A popular example is the fixed indexed annuity (FIA). Frank O’Connor, vice president of research at the Insured Retirement Institute in Washington, D.C., said FIAs can offer "a higher return than comparably termed CDs, and since the crediting rate is derived from changes in price of one or more market indexes, rather than prevailing interest rates, they don’t carry the interest rate risk of government or corporate bonds."

In addition, FIAs "typically protect principal while offering the best opportunity to outperform inflation and grow savings," said Paula Nelson, co-head of individual markets at Global Atlantic in Minneapolis.

Other Structured Or Buffered Products
For those who can stomach a little more risk, Eric Henderson, president of Nationwide Annuity at Nationwide Financial in Columbus, Ohio, points to registered index-linked annuities (RILAs). In general, RILAs differ from FIAs in that they offer less downside protection in exchange for a more generous cap.

"While RILAs don’t provide full principal protection like FIAs," he said, "clients can still benefit from a level of protection."

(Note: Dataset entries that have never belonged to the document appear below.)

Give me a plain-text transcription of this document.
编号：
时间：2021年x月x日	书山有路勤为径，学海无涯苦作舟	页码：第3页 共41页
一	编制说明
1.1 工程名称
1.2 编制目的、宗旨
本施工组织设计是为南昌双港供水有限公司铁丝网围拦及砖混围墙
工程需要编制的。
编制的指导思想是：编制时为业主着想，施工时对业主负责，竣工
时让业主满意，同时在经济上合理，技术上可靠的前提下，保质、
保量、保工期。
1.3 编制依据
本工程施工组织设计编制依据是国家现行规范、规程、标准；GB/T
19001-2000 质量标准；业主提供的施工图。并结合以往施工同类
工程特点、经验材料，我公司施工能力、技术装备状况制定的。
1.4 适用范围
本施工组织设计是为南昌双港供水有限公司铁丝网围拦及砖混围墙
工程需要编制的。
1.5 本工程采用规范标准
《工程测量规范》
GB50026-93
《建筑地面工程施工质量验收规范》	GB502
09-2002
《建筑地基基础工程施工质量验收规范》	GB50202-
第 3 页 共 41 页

Last year, RILA sales surged 37% from the prior year, as measured by the Secure Retirement Institute. "The appeal is being able to access more of the growth potential of equities, with a partial buffer against market corrections," explained Pete Golden, chief sales and distribution officer for individual retirement at New York-based Equitable, which pioneered RILAs in 2010.

These products, said Brian Kroll, head of annuity solutions at Radnor, Pa.-based Lincoln Financial Group, are "uniquely designed to do just this."